Threat Intelligence is currently trending in IT-Security. It involves putting data on known malware, vulnerabilities and attack vectors into context to enable a more effective response against threats. Unfortunately, as is often the case in IT security, threat intelligence is usually limited to the infrastructure. Business-critical applications are left out. Take SAP systems as an example.
SAP systems contain the most sensitive data of every company and are therefore worthwhile targets for attackers. The hacker community has recognized this, and attacks on SAP systems are becoming more frequent as well as more professional.
Unfortunately, SAP systems are often excluded from regular security solutions, as is the case when it comes to Threat Intelligence solutions. One of the reasons is the fundamentally different technology used by the software manufacturer from Walldorf, and historically SAP systems have been separated from the rest of the IT – which often means that the security department is not familiar with the specifics of the technology, let alone able to detect attacks.
SAP security is becoming increasingly important
In recent years, this has changed significantly and the importance of securing SAP systems is now widely recognized. It is worth taking a closer look at the term “Threat Intelligence” in this context. In reality, attacks are often orchestrated and prepared long in advance. If you want to use an analogy: Hacker attacks rarely resemble the classic bank robbery, where a masked robber waves a pistol and leaves the bank with a bag full of money after only a few minutes. A more fitting comparison would be a film like “Oceans Eleven”, in which sophisticated preparation precedes the actual clou.
Detect possible attacks from anomalies
In IT systems – and thus also valid for SAP landscapes – this preparation can be recognized by certain hints. If these hints are correlated with other conspicuous activities, a possible attack may be happening. The indications pointing to an attack usually do not cluster, but are rather spread among time and different log files. It is therefore not necessary to be able to evaluate the logs down to the second. More important is a correlation analysis, which detects possible threats spot on.
To be able to carry out such an analysis, two things in particular are necessary: SAP-specific knowledge to be able to detect unusual activities in the first place. Secondly, this data must be collected in the first place.
Continuous monitoring is important
For a comprehensive and seamless monitoring of SAP landscapes, a solution is required that takes over the tasks of continuous monitoring for SAP systems. Thus, all processes within the SAP systems must be continuously monitored in the background to be able to recognize conspicuous processes at any time. These processes must then be correlated with each other. This requires an SAP-specific set of rules that also continuously analyzes user behavior. Furthermore, this information must not only be forwarded to the security department or to a connected SIEM system, but it must also be prepared in such a way that it does not require SAP know-how to immediately recognize possible threats as such.

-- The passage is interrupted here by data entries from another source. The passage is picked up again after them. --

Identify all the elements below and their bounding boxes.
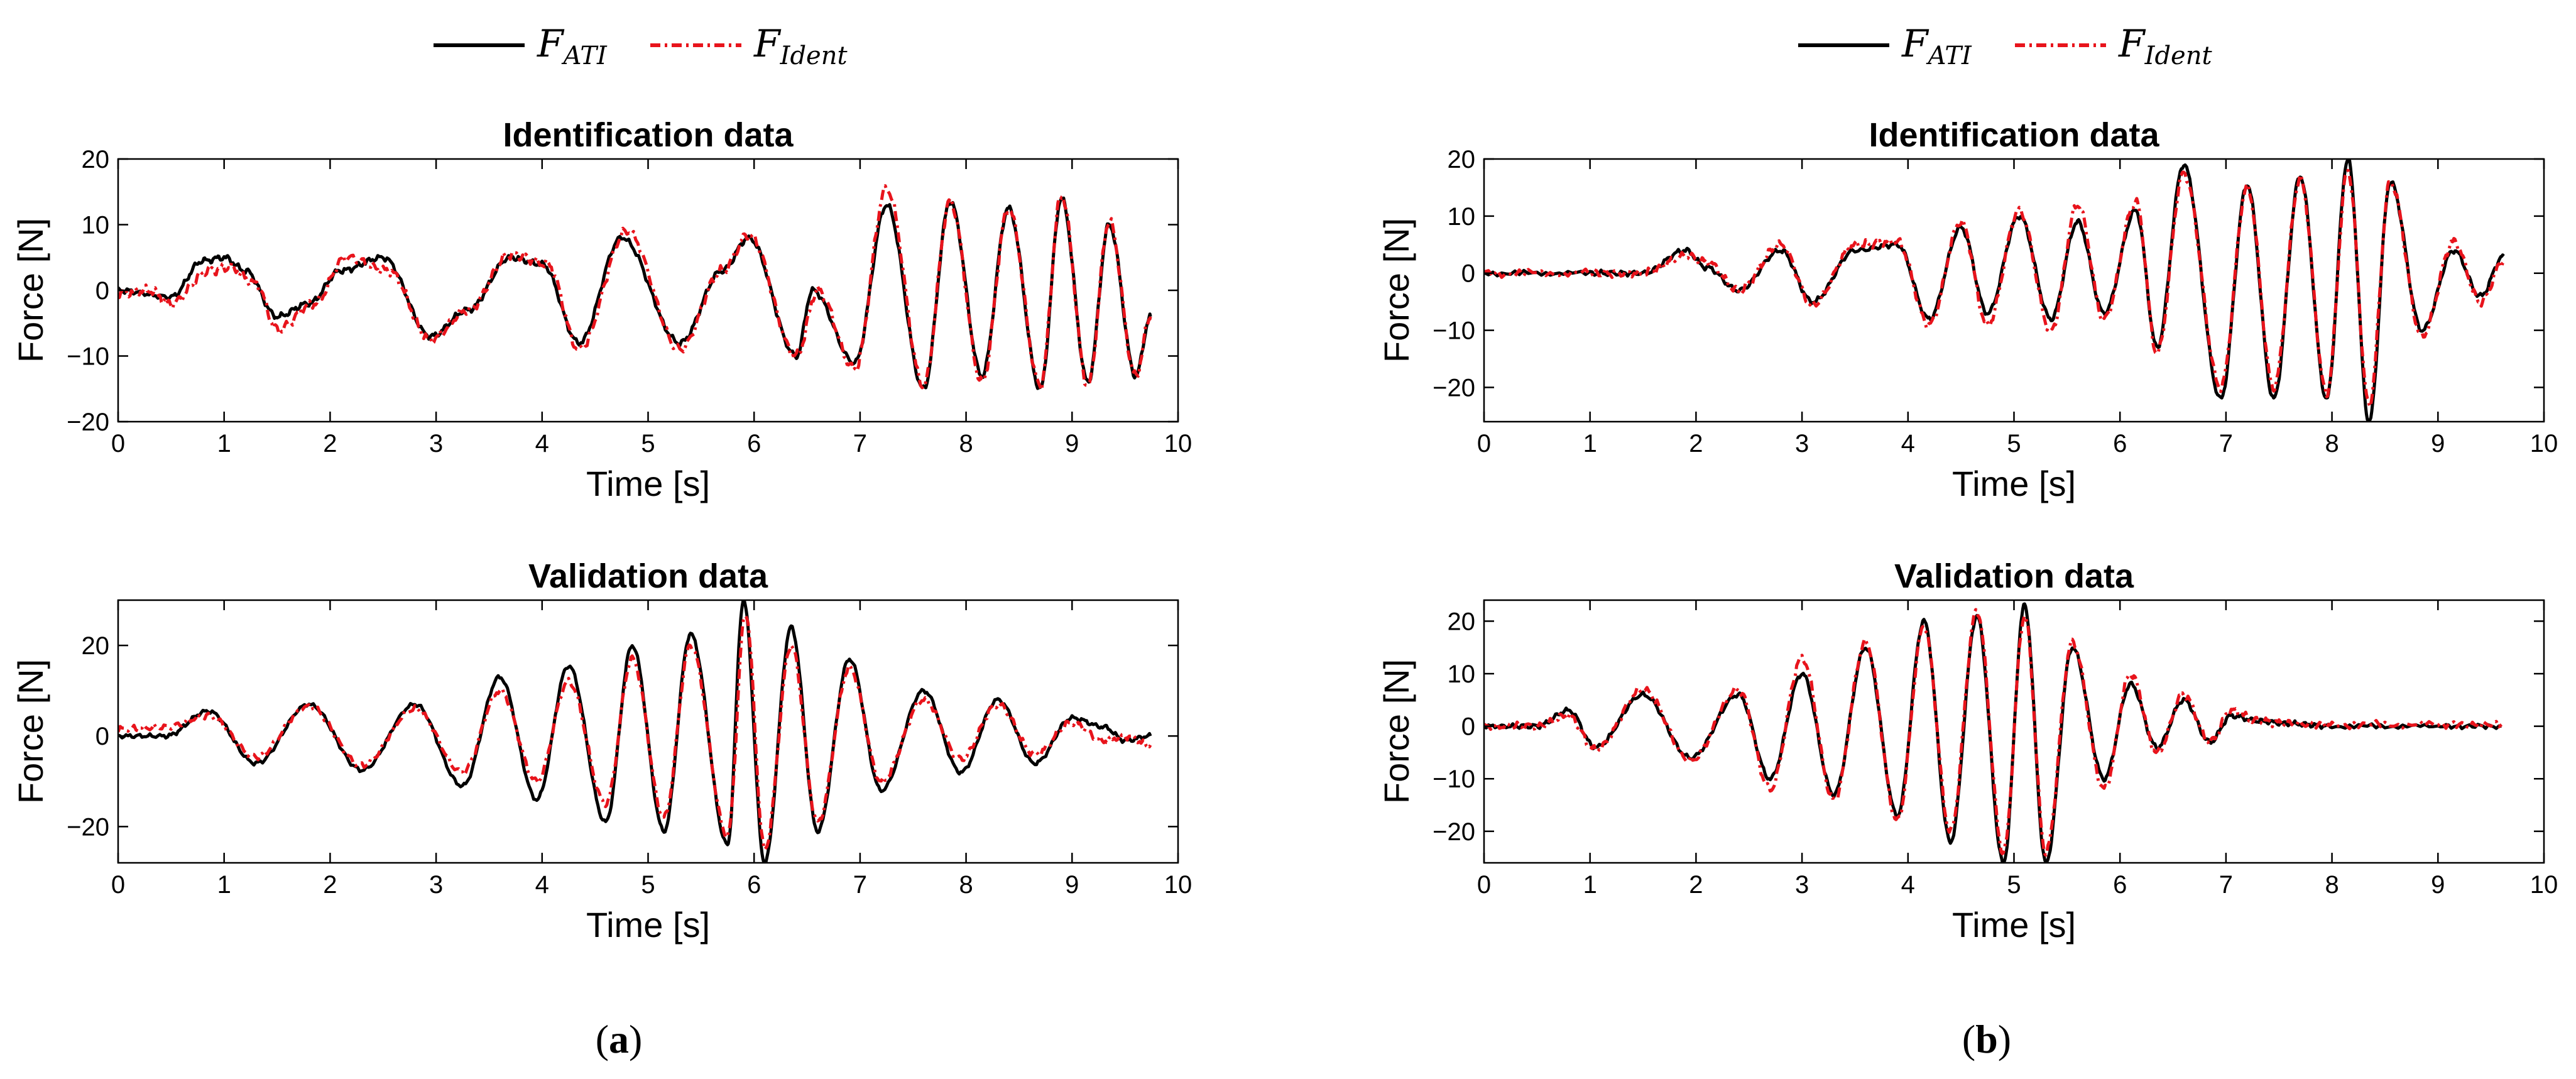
panel-2-ytick-label: −20: [1433, 374, 1475, 402]
panel-2-xtick-label: 10: [2530, 430, 2558, 457]
legend-a-ati-label: FATI: [537, 22, 608, 70]
panel-1-title: Validation data: [528, 557, 768, 595]
panel-3-xtick-label: 6: [2113, 871, 2127, 899]
panel-0-xtick-label: 2: [323, 430, 337, 457]
panel-1-xtick-label: 7: [853, 871, 867, 899]
panel-0-series-ident: [118, 184, 1152, 392]
panel-2-xtick-label: 7: [2219, 430, 2233, 457]
legend-a-ident-label: FIdent: [753, 22, 848, 70]
panel-1-xtick-label: 0: [111, 871, 125, 899]
panel-0-ytick-label: 0: [96, 277, 109, 305]
panel-3-title: Validation data: [1894, 557, 2134, 595]
panel-1-xtick-label: 4: [535, 871, 549, 899]
panel-3-series-ident: [1484, 608, 2503, 857]
panel-3-ytick-label: −10: [1433, 765, 1475, 793]
panel-3-xlabel: Time [s]: [1952, 905, 2076, 945]
panel-1-xtick-label: 2: [323, 871, 337, 899]
panel-0-xtick-label: 10: [1164, 430, 1192, 457]
panel-1-xtick-label: 10: [1164, 871, 1192, 899]
legend-a: FATI FIdent: [434, 22, 848, 70]
panel-3-ylabel: Force [N]: [1377, 659, 1416, 804]
panel-2-xlabel: Time [s]: [1952, 464, 2076, 503]
panel-2-xtick-label: 0: [1477, 430, 1491, 457]
panel-2-xtick-label: 9: [2431, 430, 2445, 457]
panel-0-ylabel: Force [N]: [11, 218, 50, 363]
panel-1-ylabel: Force [N]: [11, 659, 50, 804]
panel-2-series-ati: [1484, 159, 2505, 422]
panel-0-xtick-label: 6: [747, 430, 761, 457]
panel-0-ytick-label: 20: [82, 146, 110, 173]
legend-b-ati-label: FATI: [1901, 22, 1972, 70]
panel-1-xtick-label: 5: [641, 871, 655, 899]
panel-0-xtick-label: 7: [853, 430, 867, 457]
panel-2-ytick-label: 20: [1448, 146, 1476, 173]
panel-1-series-ident: [118, 614, 1152, 852]
panel-1-xtick-label: 3: [429, 871, 443, 899]
panel-0-xtick-label: 5: [641, 430, 655, 457]
panel-0-xtick-label: 3: [429, 430, 443, 457]
panel-2-xtick-label: 8: [2325, 430, 2339, 457]
panel-2-xtick-label: 3: [1795, 430, 1809, 457]
panel-0-title: Identification data: [503, 116, 794, 154]
panel-2-ytick-label: 0: [1461, 260, 1475, 288]
panel-0-xtick-label: 9: [1065, 430, 1079, 457]
panel-3-xtick-label: 2: [1689, 871, 1703, 899]
panel-0-ytick-label: 10: [82, 212, 110, 239]
panel-0-xlabel: Time [s]: [586, 464, 710, 503]
panel-3-xtick-label: 7: [2219, 871, 2233, 899]
panel-1-xtick-label: 6: [747, 871, 761, 899]
panel-1-ytick-label: 20: [82, 632, 110, 660]
panel-2-xtick-label: 5: [2007, 430, 2021, 457]
panel-1-xtick-label: 8: [959, 871, 973, 899]
panel-0-frame: [117, 158, 1179, 423]
legend-b: FATI FIdent: [1798, 22, 2212, 70]
panel-3-xtick-label: 1: [1583, 871, 1597, 899]
panel-b-validation: Validation data 0 1 2 3 4 5 6 7 8 9 10 −20 −10 0 10 20 Ti…: [1377, 557, 2558, 945]
panel-0-ytick-label: −20: [67, 408, 109, 436]
panel-3-xtick-label: 4: [1901, 871, 1915, 899]
panel-b-identification: Identification data 0 1 2 3 4 5 6 7 8 9 10 −20 −10 0 10…: [1377, 116, 2558, 503]
panel-3-xtick-label: 0: [1477, 871, 1491, 899]
panel-3-ytick-label: −20: [1433, 818, 1475, 846]
panel-1-xlabel: Time [s]: [586, 905, 710, 945]
panel-a-validation: Validation data 0 1 2 3 4 5 6 7 8 9 10 −20 0 20 Time [s…: [11, 557, 1192, 945]
panel-2-ylabel: Force [N]: [1377, 218, 1416, 363]
panel-2-frame: [1483, 158, 2545, 423]
panel-2-xtick-label: 2: [1689, 430, 1703, 457]
panel-0-xtick-label: 8: [959, 430, 973, 457]
panel-1-ytick-label: −20: [67, 813, 109, 841]
panel-2-series-ident: [1484, 168, 2505, 408]
panel-2-xtick-label: 6: [2113, 430, 2127, 457]
panel-3-xtick-label: 9: [2431, 871, 2445, 899]
panel-0-xtick-label: 0: [111, 430, 125, 457]
panel-3-ytick-label: 20: [1448, 608, 1476, 635]
panel-2-ytick-label: −10: [1433, 317, 1475, 345]
panel-1-xtick-label: 1: [217, 871, 231, 899]
panel-2-ytick-label: 10: [1448, 203, 1476, 231]
panel-0-ytick-label: −10: [67, 343, 109, 371]
panel-a-identification: Identification data 0 1 2 3 4 5 6 7 8 9 10 −20 −10 0 10…: [11, 116, 1192, 503]
panel-2-xtick-label: 1: [1583, 430, 1597, 457]
panel-3-xtick-label: 3: [1795, 871, 1809, 899]
panel-3-series-ati: [1484, 602, 2502, 863]
legend-b-ident-label: FIdent: [2118, 22, 2212, 70]
panel-3-xtick-label: 5: [2007, 871, 2021, 899]
panel-2-title: Identification data: [1869, 116, 2159, 154]
panel-3-xtick-label: 8: [2325, 871, 2339, 899]
panel-2-xtick-label: 4: [1901, 430, 1915, 457]
panel-1-ytick-label: 0: [96, 723, 109, 750]
panel-3-xtick-label: 10: [2530, 871, 2558, 899]
panel-0-xtick-label: 1: [217, 430, 231, 457]
panel-0-xtick-label: 4: [535, 430, 549, 457]
caption-a: (a): [596, 1017, 643, 1061]
panel-3-ytick-label: 10: [1448, 660, 1476, 688]
panel-1-xtick-label: 9: [1065, 871, 1079, 899]
caption-b: (b): [1962, 1017, 2011, 1061]
panel-1-series-ati: [118, 600, 1152, 863]
panel-3-ytick-label: 0: [1461, 713, 1475, 741]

This is where SAP-specific Threat Intelligence comes into play. SAP systems are extremely complex; most SAP landscapes consist of dozens or even hundreds of individual systems. Accordingly, it is important to know all weak points within the SAP landscape. This includes system parameters, potentially unsecured interfaces or – especially in the SAP area – applications developed by customers themselves. Identifying and securing these potential vulnerabilities is a challenge not only because of the complexity of SAP systems. The settings are also highly dynamic due to ongoing changes to the system.
All SAP areas should be covered
In order to identify the weak points in the above mentioned areas at an early stage, a scanner is required which checks all areas for possible security and compliance problems. Due to the high complexity of even a single SAP system, two things should be given special attention when selecting such a vulnerability management solution: Firstly, an audit should be as comprehensive as possible. The security guidelines of SAP itself as well as the DSAG audit guidelines provide a good starting point. On the other hand, such a scanner should be integrated into the real-time monitoring as seamlessly as possible so that changes to the system can be detected early and forwarded to the responsible parties.
Accordingly, Threat Intelligence in the SAP environment consists of several steps: weak points must first be identified, the systems must be protected by hardening them and continuous monitoring must be able to detect and classify anomalies.
No context, no intelligence
For Threat Intelligence to work in an SAP context, it is crucial that these separate steps are placed in an application-specific context. It is not enough to maintain a database of standardized vulnerabilities in an SAP system. Instead, this data must be correlated with each other, taking into account the approach used by attackers.
When selecting such a solution, two criteria should be in the foreground. For the identification and elimination of vulnerabilities, a comprehensive catalog of checks should be available, based on established standards. For the analysis of activities, in turn, an intelligent correlation solution is more important than a solution that promises an evaluation of log files accurate to the second. In other words, it is smarter to pull out the needle in a haystack with a magnet than to operate a database that examines each blade of grass separately.